Dead Party Animals – Hope Theatre

Committed exclusively to new writing, Adam Spreadbury-Maher’s Hope theatre here puts on the winning show from its first Adrian Pagan new writing award. The award is designed for theatre professionals who do not consider themselves playwrights and allows entry from a variety of theatre practitioners including actors, directors, ushers and stage managers (like the late Pagan himself).

Dead Party Animals, written and performed by Thomas Pickles, is a 55-minute monologue about a young lad and his mates out on the town. Staged on a thrust stage, in a small black-box space, costume, set and frills are dispensed with in favour of a simple storytelling approach which has Pickles sometimes stood motionless, sometimes eye-balling his way round the audience.

The intrusive hum from traffic outside the theatre initially undermines confidence in the ability of the performer to engage. To his credit, like the best storytellers, Pickles manages to weave his magic until you hear nothing but his East Lancashire vowels.

But the subject matter isn’t pretty. Being out on the pull as a young adolescent, like the vomit that spews from the characters in the narrative, is thrown down for us to see, carrots and all. And there’s something definitively nihilistic about it: a prophetic undertone that compares copulation with the almost sacrificial taking of a girl’s virginity. Romance, sensuousness, love – these are not words you associate with modern youth here, as our protagonist clumsily untangles the fake plastic belt of his sexual conquest. “I’ll let her wear my pyjamas when I’ve shagged her.”

Elsewhere there is only the drunken triviality of young girls and the comedic pantaloon of a father who confuses Facebook status with search engine when he posts “chicks with dicks”. When Pickles returns periodically to check his phone “to make sure the rest of the world is still there”, it’s almost as if he wants confirmation that this meaningless reality hasn’t slipped through his fingers.

Escape from the coarse realism comes from the protagonist’s love for his sweetheart, Emma. It also comes from the poetic rap-like element, vaguely reminiscent of the “punk poet” John Cooper Clarke which punctuates the narrative: “Your kiss is a noose/Falling around my neck/Stitched with words we said/And attached to a world we haven’t fled/Your kiss is a gunshot/As we’re both looking down the barrel/We thought we’d given it our last shot.” Part modern theatrical invention, part Greek chorus, it’s a device that works unexpectedly well.

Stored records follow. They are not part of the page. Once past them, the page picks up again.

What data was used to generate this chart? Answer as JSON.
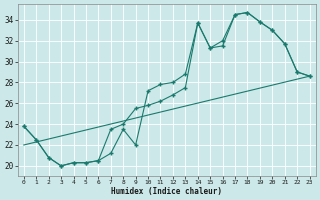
{
  "xlabel": "Humidex (Indice chaleur)",
  "background_color": "#cce8e8",
  "grid_color": "#ffffff",
  "line_color": "#1a7a6e",
  "xlim": [
    -0.5,
    23.5
  ],
  "ylim": [
    19.0,
    35.5
  ],
  "xticks": [
    0,
    1,
    2,
    3,
    4,
    5,
    6,
    7,
    8,
    9,
    10,
    11,
    12,
    13,
    14,
    15,
    16,
    17,
    18,
    19,
    20,
    21,
    22,
    23
  ],
  "yticks": [
    20,
    22,
    24,
    26,
    28,
    30,
    32,
    34
  ],
  "line1_x": [
    0,
    1,
    2,
    3,
    4,
    5,
    6,
    7,
    8,
    9,
    10,
    11,
    12,
    13,
    14,
    15,
    16,
    17,
    18,
    19,
    20,
    21,
    22,
    23
  ],
  "line1_y": [
    23.8,
    22.5,
    20.8,
    20.0,
    20.3,
    20.3,
    20.5,
    21.2,
    23.5,
    22.0,
    27.2,
    27.8,
    28.0,
    28.8,
    33.7,
    31.3,
    31.5,
    34.5,
    34.7,
    33.8,
    33.0,
    31.7,
    29.0,
    28.6
  ],
  "line2_x": [
    0,
    1,
    2,
    3,
    4,
    5,
    6,
    7,
    8,
    9,
    10,
    11,
    12,
    13,
    14,
    15,
    16,
    17,
    18,
    19,
    20,
    21,
    22,
    23
  ],
  "line2_y": [
    23.8,
    22.5,
    20.8,
    20.0,
    20.3,
    20.3,
    20.5,
    23.5,
    24.0,
    25.5,
    25.8,
    26.2,
    26.8,
    27.5,
    33.7,
    31.3,
    32.0,
    34.5,
    34.7,
    33.8,
    33.0,
    31.7,
    29.0,
    28.6
  ],
  "line3_x": [
    0,
    23
  ],
  "line3_y": [
    22.0,
    28.6
  ]
}
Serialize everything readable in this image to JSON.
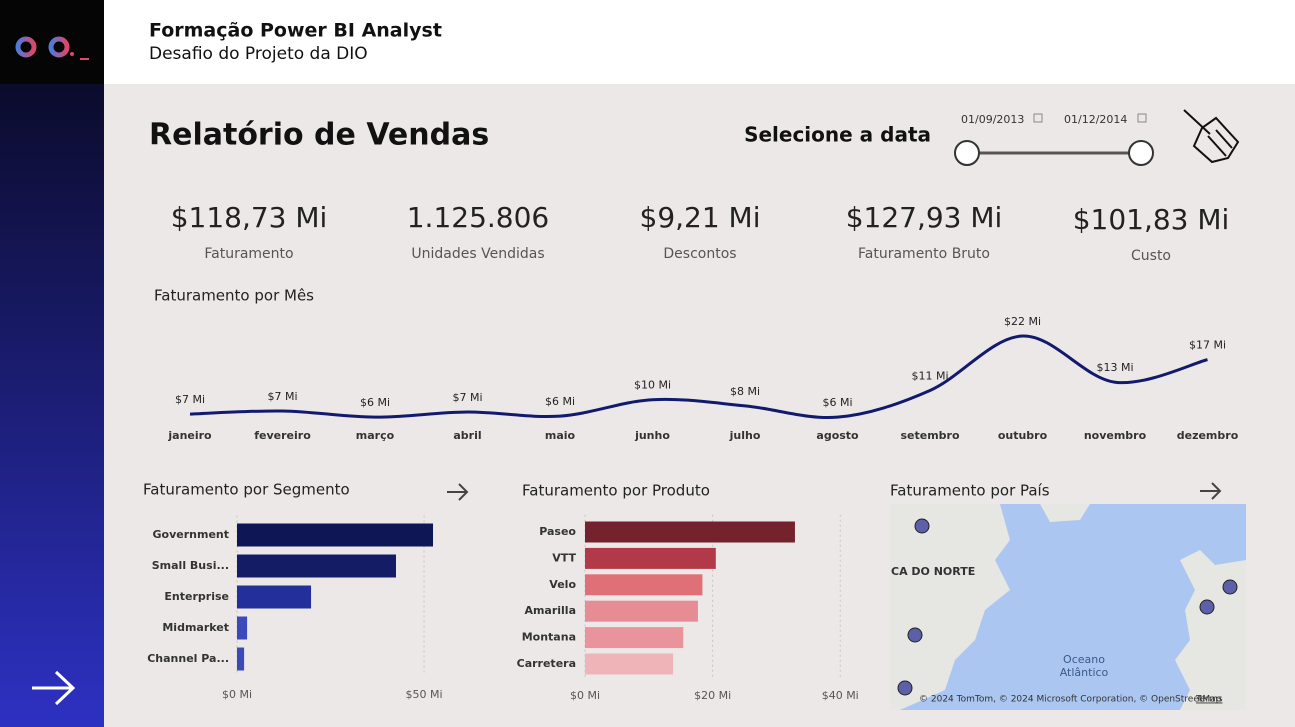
{
  "header": {
    "title": "Formação Power BI Analyst",
    "subtitle": "Desafio do Projeto da DIO"
  },
  "report_title": "Relatório de Vendas",
  "date_filter": {
    "label": "Selecione a data",
    "start": "01/09/2013",
    "end": "01/12/2014"
  },
  "kpis": [
    {
      "value": "$118,73 Mi",
      "label": "Faturamento"
    },
    {
      "value": "1.125.806",
      "label": "Unidades Vendidas"
    },
    {
      "value": "$9,21 Mi",
      "label": "Descontos"
    },
    {
      "value": "$127,93 Mi",
      "label": "Faturamento Bruto"
    },
    {
      "value": "$101,83 Mi",
      "label": "Custo"
    }
  ],
  "chart_data": [
    {
      "type": "line",
      "title": "Faturamento por Mês",
      "categories": [
        "janeiro",
        "fevereiro",
        "março",
        "abril",
        "maio",
        "junho",
        "julho",
        "agosto",
        "setembro",
        "outubro",
        "novembro",
        "dezembro"
      ],
      "values": [
        6.8,
        7.4,
        6.2,
        7.2,
        6.4,
        9.6,
        8.4,
        6.2,
        11.4,
        22,
        13,
        17.4
      ],
      "value_labels": [
        "$7 Mi",
        "$7 Mi",
        "$6 Mi",
        "$7 Mi",
        "$6 Mi",
        "$10 Mi",
        "$8 Mi",
        "$6 Mi",
        "$11 Mi",
        "$22 Mi",
        "$13 Mi",
        "$17 Mi"
      ],
      "color": "#121a6e"
    },
    {
      "type": "bar",
      "orientation": "horizontal",
      "title": "Faturamento por Segmento",
      "categories": [
        "Government",
        "Small Busi...",
        "Enterprise",
        "Midmarket",
        "Channel Pa..."
      ],
      "values": [
        52.4,
        42.5,
        19.8,
        2.7,
        1.9
      ],
      "colors": [
        "#0f1656",
        "#141c66",
        "#23309a",
        "#3a4ab8",
        "#3b4bb5"
      ],
      "xlim": [
        0,
        54
      ],
      "xticks": [
        {
          "value": 0,
          "label": "$0 Mi"
        },
        {
          "value": 50,
          "label": "$50 Mi"
        }
      ],
      "grid": true
    },
    {
      "type": "bar",
      "orientation": "horizontal",
      "title": "Faturamento por Produto",
      "categories": [
        "Paseo",
        "VTT",
        "Velo",
        "Amarilla",
        "Montana",
        "Carretera"
      ],
      "values": [
        32.9,
        20.5,
        18.4,
        17.7,
        15.4,
        13.8
      ],
      "colors": [
        "#74222c",
        "#b23a48",
        "#e07078",
        "#e68c93",
        "#e8949a",
        "#eeb4b8"
      ],
      "xlim": [
        0,
        42
      ],
      "xticks": [
        {
          "value": 0,
          "label": "$0 Mi"
        },
        {
          "value": 20,
          "label": "$20 Mi"
        },
        {
          "value": 40,
          "label": "$40 Mi"
        }
      ],
      "grid": true
    }
  ],
  "map": {
    "title": "Faturamento por País",
    "region_label": "CA DO NORTE",
    "ocean_label": [
      "Oceano",
      "Atlântico"
    ],
    "attribution": "© 2024 TomTom, © 2024 Microsoft Corporation, © OpenStreetMap",
    "terms": "Terms"
  }
}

The fact that the story slightly confuses as it draws to a close, as violent encounter and sexual encounter run side by side, doesn’t seem to matter. A truth has been told and sadly it’s a truth that is all too reminiscent of personal experience twenty years ago. Maybe twenty years before that. One wonders how the modern world has managed to contrive such an unedifying rites of passage. However, this is a promising piece – deftly directed by Spreadbury-Maher – and it brings us the gift of a brave and honest performer and writer.